Guest Author - Michelle Snow
"Late Late Show" host Craig Kilbourn's abrupt announcement last week that he wouldn't be resigning his contract takes on new urgency for CBS to find a replacement as it seems his last show may be sooner than thought.
Kilborn first gave notice Thursday after five successful seasons on the CBS talk show. The network had been in talks with the sardonic host about extending his contract, but he has apparently decided to shift to a career behind the scenes.
"It was easily the greatest job I've ever had, and CBS was very generous in their offer to re-sign me," Kilborn told Variety. "But I simply want to try something new. I can now focus on writing and producing different television projects I haven't had time for."
However, insiders said contract negotiations had been going on all summer and the two sides were still far apart on the real issue of money.
A day after the announcement, it became apparent Kilborn wouldn't even be returning to the show after an already planned two-week hiatus in early September. This means his last night as host will be Aug. 27.
"Late Late Show" airs at 12:35 a.m., immediately following "The Late Show With David Letterman." As part of Letterman's deal with CBS, his production company, Worldwide Pants, holds the right to program the timeslot.
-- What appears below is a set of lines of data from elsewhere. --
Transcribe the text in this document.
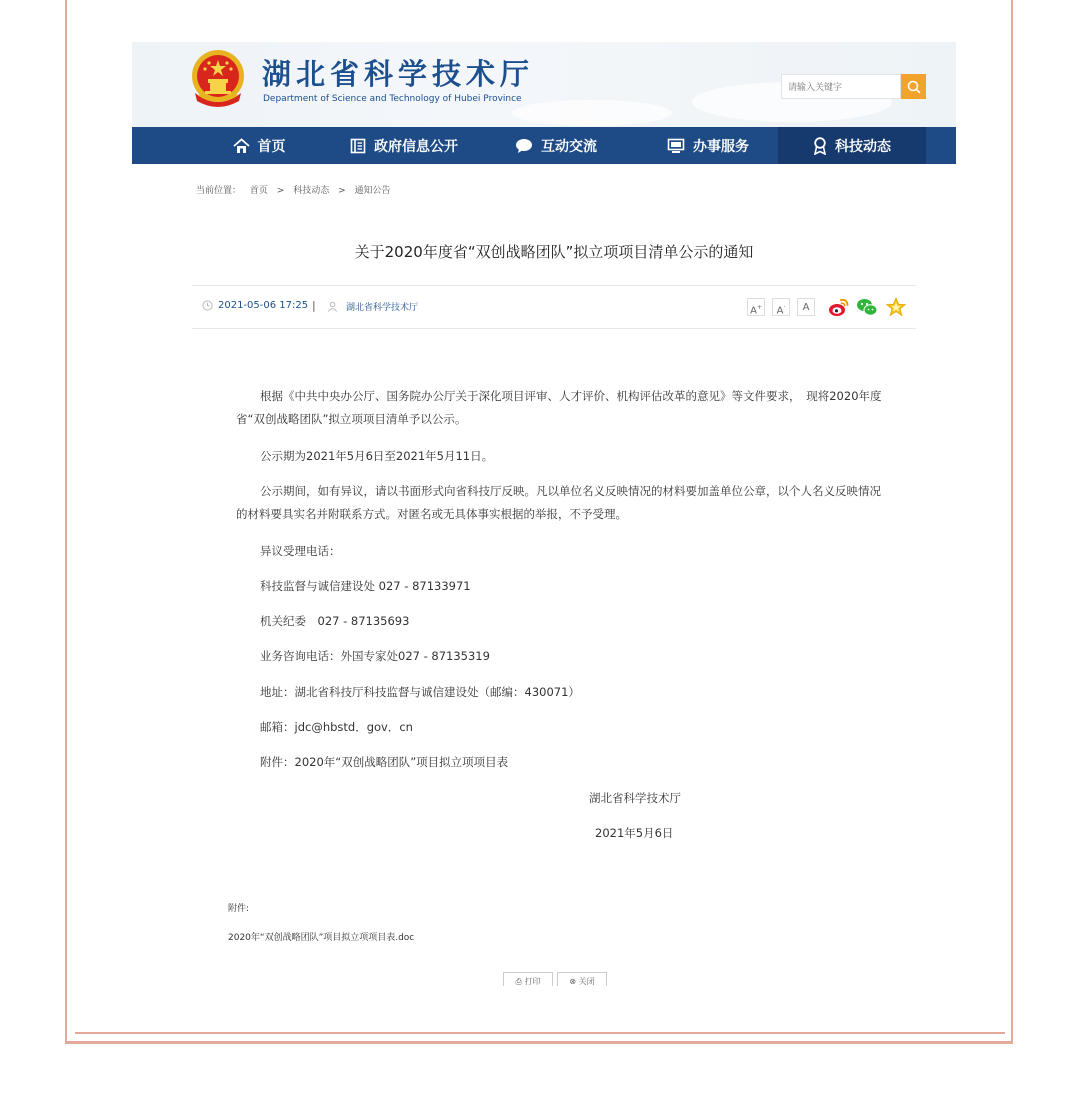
湖北省科学技术厅
Department of Science and Technology of Hubei Province
请输入关键字
首页	政府信息公开	互动交流	办事服务	科技动态
当前位置： 首页 > 科技动态 > 通知公告
关于2020年度省“双创战略团队”拟立项项目清单公示的通知
2021-05-06 17:25 |	湖北省科学技术厅	A+	A·	A
根据《中共中央办公厅、国务院办公厅关于深化项目评审、人才评价、机构评估改革的意见》等文件要求，　现将2020年度省“双创战略团队”拟立项项目清单予以公示。
公示期为2021年5月6日至2021年5月11日。
公示期间，如有异议，请以书面形式向省科技厅反映。凡以单位名义反映情况的材料要加盖单位公章，以个人名义反映情况的材料要具实名并附联系方式。对匿名或无具体事实根据的举报，不予受理。
异议受理电话：
科技监督与诚信建设处 027 - 87133971
机关纪委　027 - 87135693
业务咨询电话：外国专家处027 - 87135319
地址：湖北省科技厅科技监督与诚信建设处（邮编：430071）
邮箱：jdc@hbstd．gov．cn
附件：2020年“双创战略团队”项目拟立项项目表
湖北省科学技术厅
2021年5月6日
附件:
2020年“双创战略团队”项目拟立项项目表.doc
⎙ 打印	⊗ 关闭
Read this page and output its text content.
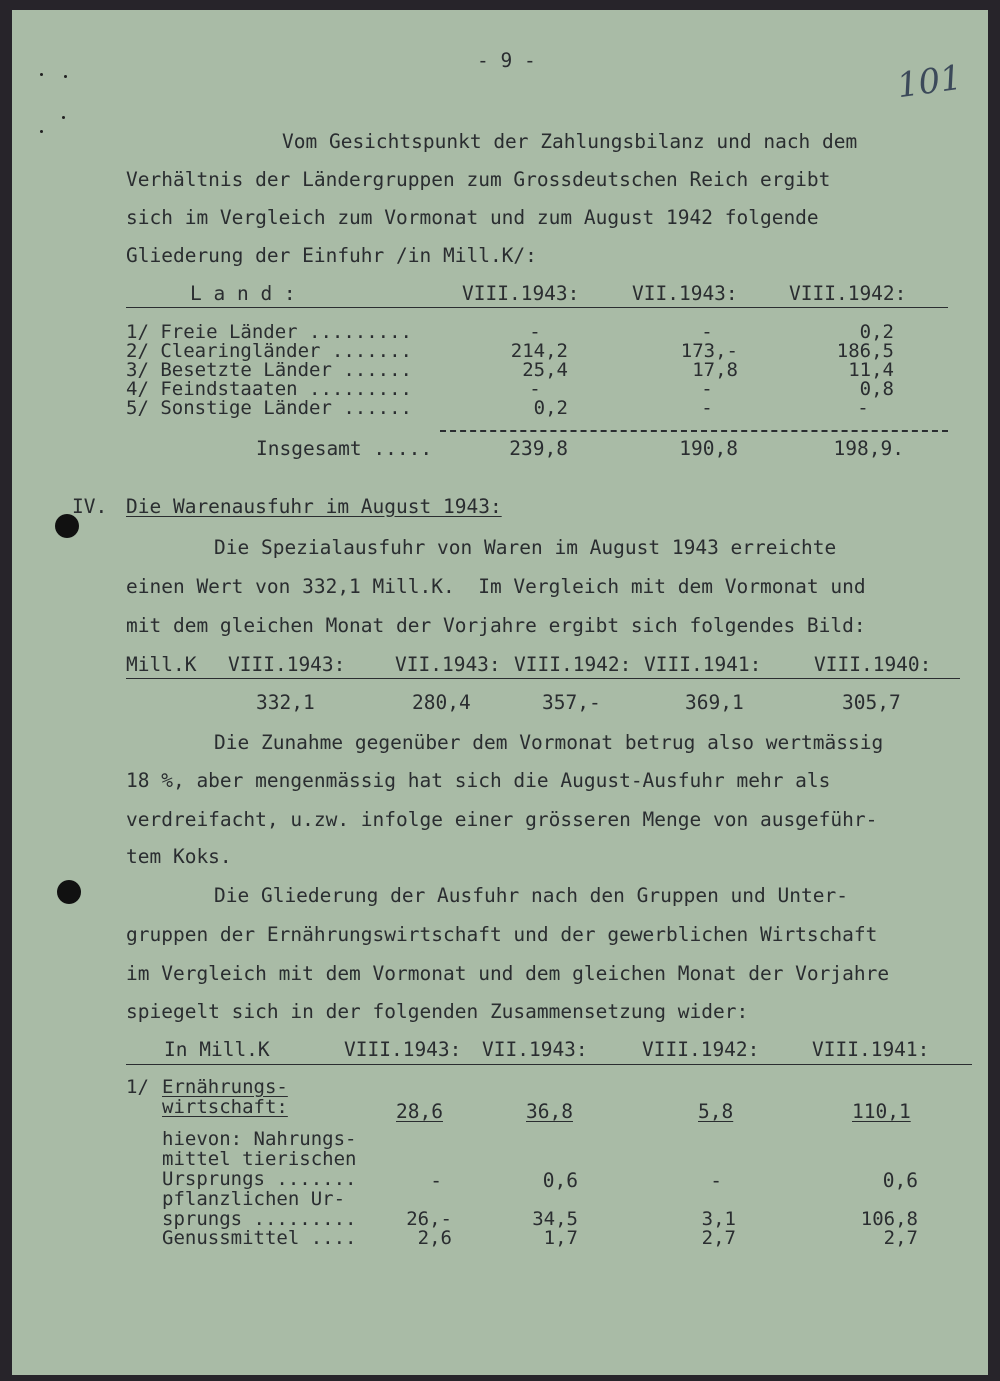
- 9 -	101
Vom Gesichtspunkt der Zahlungsbilanz und nach dem
Verhältnis der Ländergruppen zum Grossdeutschen Reich ergibt
sich im Vergleich zum Vormonat und zum August 1942 folgende
Gliederung der Einfuhr /in Mill.K/:
L a n d :	VIII.1943:	VII.1943:	VIII.1942:
1/ Freie Länder .........	-	-	0,2
2/ Clearingländer .......	214,2	173,-	186,5
3/ Besetzte Länder ......	25,4	17,8	11,4
4/ Feindstaaten .........	-	-	0,8
5/ Sonstige Länder ......	0,2	-	-
Insgesamt .....	239,8	190,8	198,9.
IV. Die Warenausfuhr im August 1943:
Die Spezialausfuhr von Waren im August 1943 erreichte
einen Wert von 332,1 Mill.K.  Im Vergleich mit dem Vormonat und
mit dem gleichen Monat der Vorjahre ergibt sich folgendes Bild:
Mill.K VIII.1943:	VII.1943: VIII.1942: VIII.1941:	VIII.1940:
332,1	280,4	357,-	369,1	305,7
Die Zunahme gegenüber dem Vormonat betrug also wertmässig
18 %, aber mengenmässig hat sich die August-Ausfuhr mehr als
verdreifacht, u.zw. infolge einer grösseren Menge von ausgeführ-
tem Koks.
Die Gliederung der Ausfuhr nach den Gruppen und Unter-
gruppen der Ernährungswirtschaft und der gewerblichen Wirtschaft
im Vergleich mit dem Vormonat und dem gleichen Monat der Vorjahre
spiegelt sich in der folgenden Zusammensetzung wider:
In Mill.K	VIII.1943: VII.1943:	VIII.1942:	VIII.1941:
1/ Ernährungs-
wirtschaft:	28,6	36,8	5,8	110,1
hievon: Nahrungs-
mittel tierischen
Ursprungs .......	-	0,6	-	0,6
pflanzlichen Ur-
sprungs .........	26,-	34,5	3,1	106,8
Genussmittel ....	2,6	1,7	2,7	2,7
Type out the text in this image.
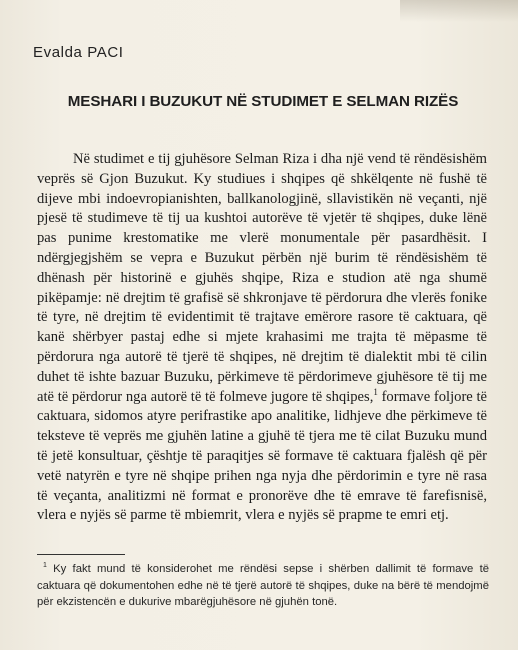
Evalda PACI
MESHARI I BUZUKUT NË STUDIMET E SELMAN RIZËS
Në studimet e tij gjuhësore Selman Riza i dha një vend të rëndësishëm veprës së Gjon Buzukut. Ky studiues i shqipes që shkëlqente në fushë të dijeve mbi indoevropianishten, ballkanologjinë, sllavistikën në veçanti, një pjesë të studimeve të tij ua kushtoi autorëve të vjetër të shqipes, duke lënë pas punime krestomatike me vlerë monumentale për pasardhësit. I ndërgjegjshëm se vepra e Buzukut përbën një burim të rëndësishëm të dhënash për historinë e gjuhës shqipe, Riza e studion atë nga shumë pikëpamje: në drejtim të grafisë së shkronjave të përdorura dhe vlerës fonike të tyre, në drejtim të evidentimit të trajtave emërore rasore të caktuara, që kanë shërbyer pastaj edhe si mjete krahasimi me trajta të mëpasme të përdorura nga autorë të tjerë të shqipes, në drejtim të dialektit mbi të cilin duhet të ishte bazuar Buzuku, përkimeve të përdorimeve gjuhësore të tij me atë të përdorur nga autorë të tё folmeve jugore të shqipes,$^1$ formave foljore të caktuara, sidomos atyre perifrastike apo analitike, lidhjeve dhe përkimeve të teksteve të veprës me gjuhën latine a gjuhë të tjera me të cilat Buzuku mund të jetë konsultuar, çështje të paraqitjes së formave të caktuara fjalësh që për vetë natyrën e tyre në shqipe prihen nga nyja dhe përdorimin e tyre në rasa të veçanta, analitizmi në format e pronorëve dhe të emrave të farefisnisë, vlera e nyjës së parme të mbiemrit, vlera e nyjës së prapme te emri etj.
$^1$ Ky fakt mund të konsiderohet me rëndësi sepse i shërben dallimit të formave të caktuara që dokumentohen edhe në të tjerë autorë të shqipes, duke na bërë të mendojmë për ekzistencën e dukurive mbarëgjuhësore në gjuhën tonë.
Both will be under pressure to provide an equally rated show so that affiliates don't contemplate taking back the 12:30 a.m. hour to run syndicated programming.
Until a new host is found, "best of" Kilborn reruns may air and guest hosts may be brought in. It's possible that his final few shows could air at a later date, closer to the bow of the fall TV schedule or even as late as November sweeps.
Meanwhile, Kilborn leaves his post on a high note. The show's audience has grown 34 percent since he took over in 1999, averaging 1.7 million viewers this season. Kilbourn has been a popular host for most of his career, first with ESPN, then with The Daily Show, before jumping ship to CBS. He's also dabbled in acting in recent years, including supporting roles in movies like Old School.